日期:2014-05-20  浏览次数:20946 次

问个jdom读取html的问题(深夜帮忙下吧)
我的目标是读取<tr><td>something<td/><td>something<td/><td>something<td/></tr>
这个是我自己写的
public void readHtml() {
Map<String,Object> htmls = new HashMap<String,Object>();
SAXBuilder sb = new SAXBuilder();
try {
Document doc = sb.build(this.getClass().getClassLoader().getResourceAsStream("TYPE.html"));
Element root = doc.getRootElement();
List list = root.getChildren("tr");
for(int i = 0;i<list.size();i++){
Element element=(Element)list.get(i);
String name = element.getChildText("td");
System.out.println(name);
}
} catch (JDOMException e) {
e.printStackTrace();
} catch (IOException e) {
e.printStackTrace();
}
}
public static void main(String[] args) {
HtmlDaoImpl hdm = new HtmlDaoImpl();
hdm.readHtml();
}
}请问我改怎么用jdom获取tr下面三个td节点的内容呢.我总是只获取第一个获取不到2和第三个我很少用到jdom所以基本不懂...看我熬夜辛苦帮忙下吧各位写个demo看看....

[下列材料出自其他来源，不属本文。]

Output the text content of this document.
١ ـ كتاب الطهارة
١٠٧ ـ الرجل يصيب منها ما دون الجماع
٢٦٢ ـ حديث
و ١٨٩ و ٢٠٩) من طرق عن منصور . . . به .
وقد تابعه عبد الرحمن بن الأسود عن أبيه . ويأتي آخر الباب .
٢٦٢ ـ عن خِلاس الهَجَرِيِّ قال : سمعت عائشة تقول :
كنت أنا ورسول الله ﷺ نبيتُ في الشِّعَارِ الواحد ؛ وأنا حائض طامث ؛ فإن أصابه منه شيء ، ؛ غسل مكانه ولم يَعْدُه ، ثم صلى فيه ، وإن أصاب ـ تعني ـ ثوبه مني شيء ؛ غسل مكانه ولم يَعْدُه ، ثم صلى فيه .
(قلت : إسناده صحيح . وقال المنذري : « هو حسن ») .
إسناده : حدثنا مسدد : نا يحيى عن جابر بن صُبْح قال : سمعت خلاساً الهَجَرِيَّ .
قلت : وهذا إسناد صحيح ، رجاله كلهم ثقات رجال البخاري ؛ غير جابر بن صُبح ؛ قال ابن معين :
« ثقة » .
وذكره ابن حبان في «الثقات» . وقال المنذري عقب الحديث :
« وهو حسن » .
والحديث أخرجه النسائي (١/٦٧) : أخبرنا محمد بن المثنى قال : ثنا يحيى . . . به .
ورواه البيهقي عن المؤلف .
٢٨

------解决方案--------------------
使用jsoup更方便。http://jsoup.org/
http://jsoup.org/cookbook/extracting-data/selector-syntax

URL url = 
Elements tds = Jsoup.parse(url,1000).select("td");
for(Element td : tds){ String text = td.text();}
------解决方案--------------------
Java code

首先说明LZ贴出来的td结束标签是错的。。。<td/>改为</td>,不然读取根节点就报错。。。

改为:即可

    public static void readXML3() {

        // Map<String, Object> htmls = new HashMap<String, Object>();
        SAXBuilder sb = new SAXBuilder();
        try {
            Document doc = sb.build(new FileInputStream("f:/test.xml")); // 改为LZ自己的读路径方式
            Element root = doc.getRootElement();
            List list = root.getChildren("tr"); // 取tr元素
            for (int i = 0; i < list.size(); i++) {
                Element element = (Element) list.get(i);                    List list_td = element.getChildren();  // 取td元素
                for (int k = 0; k < list_td.size(); k++) {
                    Element element_td = (Element) list_td.get(k);
                    String name = element_td.getText(); // 取td文本值
                    System.out.println(name);
                }                
            }
        } catch (JDOMException e) {
            e.printStackTrace();
        } catch (IOException e) {
            e.printStackTrace();
        }
    }

------解决方案--------------------
Java code

与上面一样。。只是调整格式 方便看:

     public static void readXML3() {

            // Map<String, Object> htmls = new HashMap<String, Object>();
            SAXBuilder sb = new SAXBuilder();
            try {
                Document doc = sb.build(new FileInputStream("f:/test.xml")); // 改为LZ自己的读路径方式
                Element root = doc.getRootElement();
                List list = root.getChildren("tr"); // 取tr元素
                for (int i = 0; i < list.size(); i++) {
                    Element element = (Element) list.get(i);                    
                    List list_td = element.getChildren();  // 取td元素
                    for (int k = 0; k < list_td.size(); k++) {
                        Element element_td = (Element) list_td.get(k);
                        String name = element_td.getText(); // 取td文本值
                        System.out.println(name);
                    }                
                }
            } catch (JDOMException e) {
                e.printStackTrace();
            } catch (IOException e) {
                e.printStackTrace();
            }
        }